Search all medical codes

Endoscopic retrograde cholangiopancreatography (ERCP); with sphincterotomy/papillotomy

CPT4 code

Name of the Procedure:

Endoscopic Retrograde Cholangiopancreatography (ERCP) with Sphincterotomy/Papillotomy

Summary

Endoscopic Retrograde Cholangiopancreatography (ERCP) with sphincterotomy/papillotomy is a procedure where a flexible tube with a camera (endoscope) is used to diagnose and treat issues in the bile ducts, pancreatic ducts, and gallbladder.

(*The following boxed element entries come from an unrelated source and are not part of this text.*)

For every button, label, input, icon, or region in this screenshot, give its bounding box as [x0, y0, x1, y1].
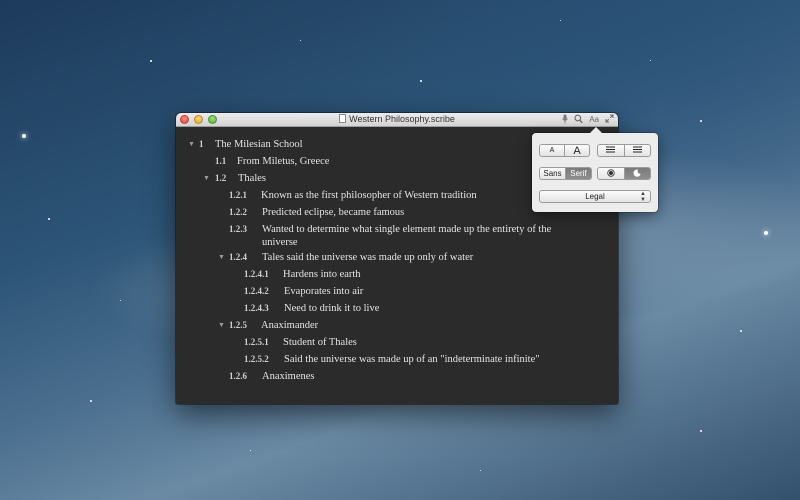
dark-theme-button[interactable]	[623, 168, 650, 179]
font-family-control: Sans Serif	[539, 167, 592, 180]
window-title-text: Western Philosophy.scribe	[349, 114, 455, 124]
outline-text[interactable]: Need to drink it to live	[284, 302, 379, 315]
font-size-control: A A	[539, 144, 590, 157]
outline-number: 1.2.5	[229, 320, 247, 330]
outline-text[interactable]: Hardens into earth	[283, 268, 361, 281]
paper-size-value: Legal	[585, 192, 605, 201]
search-icon[interactable]	[574, 114, 583, 127]
disclosure-triangle-icon[interactable]: ▼	[218, 251, 225, 264]
outline-number: 1.2.6	[229, 371, 247, 381]
outline-text[interactable]: Wanted to determine what single element …	[262, 223, 572, 249]
appearance-popover: A A Sans Serif Legal ▲ ▼	[532, 127, 658, 212]
justify-icon	[632, 146, 642, 155]
outline-number: 1.2.4	[229, 252, 247, 262]
paper-size-select[interactable]: Legal ▲ ▼	[539, 190, 651, 203]
outline-text[interactable]: Thales	[238, 172, 266, 185]
outline-text[interactable]: The Milesian School	[215, 138, 303, 151]
decrease-font-size-button[interactable]: A	[540, 145, 564, 156]
disclosure-triangle-icon[interactable]: ▼	[203, 172, 210, 185]
light-theme-button[interactable]	[598, 168, 624, 179]
title-bar[interactable]: Western Philosophy.scribe Aa	[176, 113, 618, 127]
outline-text[interactable]: Said the universe was made up of an "ind…	[284, 353, 540, 366]
document-icon	[339, 114, 347, 123]
outline-number: 1	[199, 139, 204, 149]
align-left-icon	[606, 146, 616, 155]
outline-number: 1.2.5.2	[244, 354, 269, 364]
outline-text[interactable]: Known as the first philosopher of Wester…	[261, 189, 477, 202]
outline-number: 1.2	[215, 173, 227, 183]
outline-text[interactable]: Anaximander	[261, 319, 318, 332]
outline-number: 1.2.2	[229, 207, 247, 217]
justify-button[interactable]	[623, 145, 651, 156]
alignment-control	[597, 144, 651, 157]
serif-font-button[interactable]: Serif	[565, 168, 591, 179]
outline-text[interactable]: Student of Thales	[283, 336, 357, 349]
font-icon[interactable]: Aa	[589, 114, 599, 127]
disclosure-triangle-icon[interactable]: ▼	[218, 319, 225, 332]
outline-text[interactable]: From Miletus, Greece	[237, 155, 329, 168]
sun-icon	[607, 168, 615, 179]
outline-number: 1.2.4.1	[244, 269, 269, 279]
align-left-button[interactable]	[598, 145, 624, 156]
window-title: Western Philosophy.scribe	[176, 114, 618, 124]
outline-number: 1.2.1	[229, 190, 247, 200]
outline-text[interactable]: Anaximenes	[262, 370, 315, 383]
outline-number: 1.2.4.2	[244, 286, 269, 296]
theme-control	[597, 167, 651, 180]
moon-icon	[633, 168, 641, 179]
increase-font-size-button[interactable]: A	[564, 145, 589, 156]
outline-text[interactable]: Predicted eclipse, became famous	[262, 206, 404, 219]
outline-number: 1.1	[215, 156, 227, 166]
microphone-icon[interactable]	[562, 114, 569, 127]
outline-text[interactable]: Tales said the universe was made up only…	[262, 251, 473, 264]
fullscreen-icon[interactable]	[605, 114, 614, 127]
select-arrows-icon: ▲ ▼	[640, 190, 646, 203]
outline-number: 1.2.4.3	[244, 303, 269, 313]
outline-number: 1.2.3	[229, 224, 247, 234]
toolbar-icons: Aa	[562, 114, 614, 127]
disclosure-triangle-icon[interactable]: ▼	[188, 138, 195, 151]
outline-number: 1.2.5.1	[244, 337, 269, 347]
sans-font-button[interactable]: Sans	[540, 168, 565, 179]
outline-text[interactable]: Evaporates into air	[284, 285, 363, 298]
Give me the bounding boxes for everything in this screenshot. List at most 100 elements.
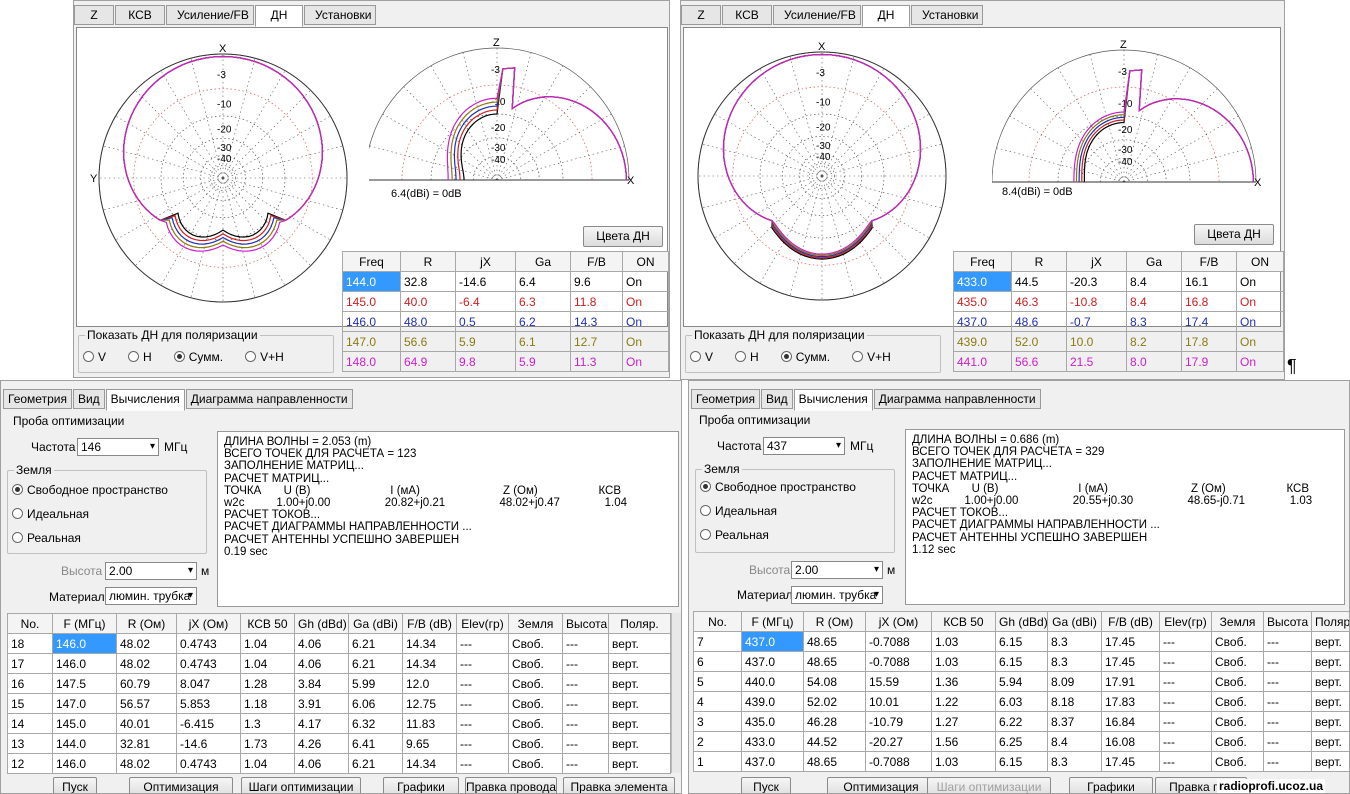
ground-ideal[interactable]: Идеальная <box>700 504 777 518</box>
ground-free-label: Свободное пространство <box>715 480 856 494</box>
ground-real[interactable]: Реальная <box>700 528 769 542</box>
table-row[interactable]: 17 146.0 48.02 0.4743 1.04 4.06 6.21 14.34 --- Св… <box>7 653 671 674</box>
table-cell: верт. <box>608 753 671 774</box>
scale-label: -10 <box>217 100 232 111</box>
table-cell: --- <box>1263 751 1312 772</box>
button-1[interactable]: Оптимизация <box>827 777 935 793</box>
button-2[interactable]: Шаги оптимизации <box>927 777 1051 793</box>
tab-dn[interactable]: ДН <box>255 5 303 27</box>
table-row[interactable]: 3 435.0 46.28 -10.79 1.27 6.22 8.37 16.84 --- Сво… <box>693 711 1349 732</box>
table-row[interactable]: 12 146.0 48.02 0.4743 1.04 4.06 6.21 14.34 --- Св… <box>7 753 671 774</box>
table-row[interactable]: 146.0 48.0 0.5 6.2 14.3 On <box>342 311 669 332</box>
button-3[interactable]: Графики <box>383 777 459 793</box>
material-dropdown[interactable]: люмин. трубка <box>105 587 197 605</box>
button-0[interactable]: Пуск <box>741 777 791 793</box>
height-dropdown[interactable]: 2.00 <box>791 561 883 579</box>
table-row[interactable]: 433.0 44.5 -20.3 8.4 16.1 On <box>953 271 1284 292</box>
table-row[interactable]: 145.0 40.0 -6.4 6.3 11.8 On <box>342 291 669 312</box>
polarization-option-2[interactable]: Сумм. <box>780 350 830 364</box>
table-cell: 5.99 <box>348 673 403 694</box>
dn-colors-button-left[interactable]: Цвета ДН <box>583 226 663 247</box>
tab-calculations[interactable]: Вычисления <box>793 389 873 411</box>
button-3[interactable]: Графики <box>1069 777 1153 793</box>
table-row[interactable]: 18 146.0 48.02 0.4743 1.04 4.06 6.21 14.34 --- Св… <box>7 633 671 654</box>
polarization-option-0[interactable]: V <box>690 350 713 364</box>
polarization-title: Показать ДН для поляризации <box>692 328 867 342</box>
polarization-option-3[interactable]: V+H <box>245 350 284 364</box>
tab-settings[interactable]: Установки <box>304 5 376 25</box>
table-cell: 5.9 <box>515 351 571 372</box>
table-cell: 10.01 <box>865 691 932 712</box>
table-row[interactable]: 441.0 56.6 21.5 8.0 17.9 On <box>953 351 1284 372</box>
table-row[interactable]: 4 439.0 52.02 10.01 1.22 6.03 8.18 17.83 --- Своб… <box>693 691 1349 712</box>
freq-dropdown[interactable]: 437 <box>763 437 845 455</box>
table-row[interactable]: 15 147.0 56.57 5.853 1.18 3.91 6.06 12.75 --- Сво… <box>7 693 671 714</box>
button-5[interactable]: Правка элемента <box>563 777 675 793</box>
table-cell: --- <box>562 693 609 714</box>
scrollbar-left[interactable] <box>671 613 681 773</box>
button-4[interactable]: Правка провода <box>465 777 557 793</box>
table-row[interactable]: 2 433.0 44.52 -20.27 1.56 6.25 8.4 16.08 --- Своб… <box>693 731 1349 752</box>
tab-z[interactable]: Z <box>681 5 721 25</box>
ground-ideal[interactable]: Идеальная <box>12 507 89 521</box>
freq-dropdown[interactable]: 146 <box>77 438 159 456</box>
table-cell: 147.0 <box>342 331 401 352</box>
polarization-option-3[interactable]: V+H <box>852 350 891 364</box>
table-row[interactable]: 7 437.0 48.65 -0.7088 1.03 6.15 8.3 17.45 --- Сво… <box>693 631 1349 652</box>
material-dropdown[interactable]: люмин. трубка <box>791 586 883 604</box>
tab-gain-fb[interactable]: Усиление/FB <box>166 5 254 25</box>
table-row[interactable]: 435.0 46.3 -10.8 8.4 16.8 On <box>953 291 1284 312</box>
ground-real[interactable]: Реальная <box>12 531 81 545</box>
tab-ksv[interactable]: КСВ <box>115 5 165 25</box>
table-row[interactable]: 6 437.0 48.65 -0.7088 1.03 6.15 8.3 17.45 --- Сво… <box>693 651 1349 672</box>
tab-view[interactable]: Вид <box>72 389 105 409</box>
table-cell: 3.91 <box>294 693 349 714</box>
table-row[interactable]: 437.0 48.6 -0.7 8.3 17.4 On <box>953 311 1284 332</box>
calc-results-table-left: No. F (МГц) R (Ом) jX (Ом) КСВ 50 Gh (dBd) Ga … <box>7 613 671 774</box>
polarization-option-0[interactable]: V <box>83 350 106 364</box>
tab-calculations[interactable]: Вычисления <box>105 389 185 411</box>
table-row[interactable]: 5 440.0 54.08 15.59 1.36 5.94 8.09 17.91 --- Своб… <box>693 671 1349 692</box>
polarization-option-1[interactable]: H <box>735 350 759 364</box>
height-unit: м <box>887 563 896 577</box>
table-cell: 21.5 <box>1066 351 1127 372</box>
button-1[interactable]: Оптимизация <box>129 777 233 793</box>
table-row[interactable]: 439.0 52.0 10.0 8.2 17.8 On <box>953 331 1284 352</box>
height-dropdown[interactable]: 2.00 <box>105 562 197 580</box>
table-row[interactable]: 144.0 32.8 -14.6 6.4 9.6 On <box>342 271 669 292</box>
tab-geometry[interactable]: Геометрия <box>3 389 72 409</box>
table-row[interactable]: 1 437.0 48.65 -0.7088 1.03 6.15 8.3 17.45 --- Сво… <box>693 751 1349 772</box>
button-0[interactable]: Пуск <box>53 777 97 793</box>
table-row[interactable]: 16 147.5 60.79 8.047 1.28 3.84 5.99 12.0 --- Своб… <box>7 673 671 694</box>
tab-ksv[interactable]: КСВ <box>722 5 772 25</box>
tab-geometry[interactable]: Геометрия <box>691 389 760 409</box>
table-cell: 8.4 <box>1047 731 1102 752</box>
table-row[interactable]: 148.0 64.9 9.8 5.9 11.3 On <box>342 351 669 372</box>
tab-pattern[interactable]: Диаграмма направленности <box>185 389 353 409</box>
table-cell: 437.0 <box>741 651 804 672</box>
tab-dn[interactable]: ДН <box>862 5 910 27</box>
polarization-option-1[interactable]: H <box>128 350 152 364</box>
scale-label: -20 <box>217 124 232 135</box>
height-label: Высота <box>749 563 791 577</box>
table-cell: 146.0 <box>52 653 117 674</box>
table-cell: 46.28 <box>803 711 866 732</box>
table-row[interactable]: 14 145.0 40.01 -6.415 1.3 4.17 6.32 11.83 --- Сво… <box>7 713 671 734</box>
table-row[interactable]: 13 144.0 32.81 -14.6 1.73 4.26 6.41 9.65 --- Своб… <box>7 733 671 754</box>
polar-grid: -3 -10 -20 -30-40 X Y <box>696 41 947 301</box>
col-header: F (МГц) <box>741 611 804 632</box>
tab-settings[interactable]: Установки <box>911 5 983 25</box>
tab-z[interactable]: Z <box>74 5 114 25</box>
button-2[interactable]: Шаги оптимизации <box>241 777 361 793</box>
tab-pattern[interactable]: Диаграмма направленности <box>873 389 1041 409</box>
ground-free-space[interactable]: Свободное пространство <box>700 480 856 494</box>
dn-colors-button-right[interactable]: Цвета ДН <box>1194 224 1274 245</box>
tab-gain-fb[interactable]: Усиление/FB <box>773 5 861 25</box>
tab-view[interactable]: Вид <box>760 389 793 409</box>
calc-window-left: Геометрия Вид Вычисления Диаграмма напра… <box>0 380 682 794</box>
table-row[interactable]: 147.0 56.6 5.9 6.1 12.7 On <box>342 331 669 352</box>
table-cell: 5 <box>693 671 742 692</box>
polarization-option-2[interactable]: Сумм. <box>173 350 223 364</box>
ground-free-space[interactable]: Свободное пространство <box>12 483 168 497</box>
table-cell: Своб. <box>1211 691 1264 712</box>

The sphincterotomy or papillotomy part involves making a small cut in the sphincter muscle to allow for better drainage or removal of blockages.

Purpose

Medical Conditions Addressed:
  • Bile duct stones
  • Pancreatitis
  • Bile duct strictures or blockages
  • Tumors in the bile duct or pancreas
Goals:
  • Remove blockages or stones
  • Relieve pain or jaundice
  • Obtain tissue samples for biopsy
  • Insert stents to keep ducts open

Indications

Symptoms and Conditions:
  • Abdominal pain
  • Jaundice (yellowing of skin and eyes)
  • Abnormal liver function tests
  • Bile duct or pancreatic duct obstruction
Patient Criteria:
  • Patients with confirmed or suspected bile or pancreatic duct obstructions
  • Patients unresponsive to other less invasive treatments

Preparation

Pre-Procedure Instructions:
  • Fasting for at least 6-8 hours before the procedure
  • Adjustments in medication, especially if taking blood thinners
  • Pre-procedure blood tests to evaluate liver function and blood clotting

Procedure Description

  1. Sedation: The patient is given sedatives or anesthesia to relax and minimize discomfort.
  2. Insertion: An endoscope is inserted through the mouth, down the esophagus, and into the stomach and first part of the small intestine.
  3. Contrast Dye Injection: A contrast dye is injected into the bile duct through a small catheter to visualize the ducts on X-rays.
  4. Sphincterotomy/Papillotomy: A small cut is made in the sphincter of Oddi to allow for drainage or removal of stones.
  5. Completion: Stones or blockages are removed, and if necessary, stents are placed.
Tools and Equipment:
  • Endoscope with camera
  • Catheters for dye injection
  • Surgical tools for cutting and removing blockages

Duration

Typically takes 30 minutes to 1 hour.

Setting

Performed in a hospital or specialized outpatient center with X-ray facilities.

Personnel

  • Gastroenterologist or specialist in endoscopic procedures
  • Nurses and technicians
  • Anesthesiologist for sedation

Risks and Complications

Common Risks:
  • Pancreatitis
  • Infection
  • Bleeding
Rare Complications:
  • Perforation of the intestine
  • Allergic reaction to the contrast dye

Benefits

  • Relief from pain and jaundice
  • Improved digestion
  • Effective diagnosis and treatment of ductal issues
  • Benefits are often immediate after successful removal of blockages

Recovery

Post-Procedure Care:
  • Observation for a few hours post-procedure to monitor for complications
  • Hydration and gradual reintroduction of foods
Recovery Time:
  • Most patients can resume normal activities within a few days
  • Follow-up appointments as needed

Alternatives

Other Treatment Options:
  • Non-invasive imaging like MRI or CT scans
  • Percutaneous transhepatic cholangiography (PTC) for direct ductal examination
  • Open surgical options for severe cases
Pros and Cons:
  • ERCP Pros: Minimally invasive, immediate treatment
  • ERCP Cons: Risks of sedation and specific complications

Patient Experience

During the Procedure:
  • Will not feel pain due to sedation but may experience some discomfort
After the Procedure:
  • Sore throat, bloating, or mild discomfort is common
  • Pain management with prescribed analgesics
  • Clear dietary instructions to follow

Comfort measures, care, and guidance will be provided to ensure a smooth recovery process.